Friday, 28 October 2005
Alvarado F and Atria (Hotel Albuquerque at Old Town)
Remko Uijlenhoet, Wageningen Univ., Wageningen, Netherlands; and H. Leijnse, A. Berne, C. Unal, and H. Russchenberg
The Cabauw Experimental Site for Atmospheric Research (CESAR) is the national atmospheric remote sensing facility of The Netherlands. Several major Dutch universities and research institutes involved in atmospheric and land surface research have formed a research consortium and carry out collaborative research at CESAR (~ 25 km SW of Utrecht). One of the focal points of CESAR is the long-term monitoring of the macro- and microstructure of precipitation, with a view to an improved process representation in regional weather and climate models, and to provide a ground validation site for planned satellite precipitation missions (e.g. GPM). The development of improved rainfall retrieval algorithms for operational weather radars and atmospheric research radars is one of the central activities in this endeavour.

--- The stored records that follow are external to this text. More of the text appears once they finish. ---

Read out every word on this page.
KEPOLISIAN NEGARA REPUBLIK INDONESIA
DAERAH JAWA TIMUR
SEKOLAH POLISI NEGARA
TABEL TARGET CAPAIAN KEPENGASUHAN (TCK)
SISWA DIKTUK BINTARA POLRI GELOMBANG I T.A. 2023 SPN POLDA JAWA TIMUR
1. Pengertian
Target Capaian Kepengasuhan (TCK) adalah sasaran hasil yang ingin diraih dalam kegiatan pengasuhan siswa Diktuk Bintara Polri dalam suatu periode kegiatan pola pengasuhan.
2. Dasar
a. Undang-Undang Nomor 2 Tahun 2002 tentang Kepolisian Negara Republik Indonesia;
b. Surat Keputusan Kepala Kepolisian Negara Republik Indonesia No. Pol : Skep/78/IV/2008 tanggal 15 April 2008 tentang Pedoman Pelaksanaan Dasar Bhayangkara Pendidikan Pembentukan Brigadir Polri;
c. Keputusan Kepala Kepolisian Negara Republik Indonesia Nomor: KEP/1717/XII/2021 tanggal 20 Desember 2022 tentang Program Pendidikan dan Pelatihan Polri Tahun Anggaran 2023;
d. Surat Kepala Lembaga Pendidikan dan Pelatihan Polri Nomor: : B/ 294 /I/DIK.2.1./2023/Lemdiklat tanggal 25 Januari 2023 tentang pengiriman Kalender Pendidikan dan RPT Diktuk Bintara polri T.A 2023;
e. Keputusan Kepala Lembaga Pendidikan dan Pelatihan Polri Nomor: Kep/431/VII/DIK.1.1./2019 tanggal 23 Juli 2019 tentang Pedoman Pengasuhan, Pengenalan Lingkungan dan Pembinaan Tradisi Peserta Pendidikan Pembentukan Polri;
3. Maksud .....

Here we focus on detailed comparisons of time series of Doppler spectral moments as measured by the 3 GHz doppler-polarimetric Transportable Atmospheric Research Radar (TARA) and several types of disdrometers (impact-, optical-, and video-) and a local rain gauge network during rainfall experiments organized at CESAR, in particular the CESAR Rainfall Experiment 2002 (C-Rex'02, Fall 2002) and the Baltex Bridge Cloud campaign, phase II (BBC-2, May 2003). We discuss the influence of sampling errors on disdrometer estimates of the Doppler spectral moments and the influence of the vertical wind and turbulence on radar measurements of these moments. Finally, we employ the measured time series to test a recently proposed rainfall retrieval algorithm based on Doppler spectral moments (Uijlenhoet et al., this conference).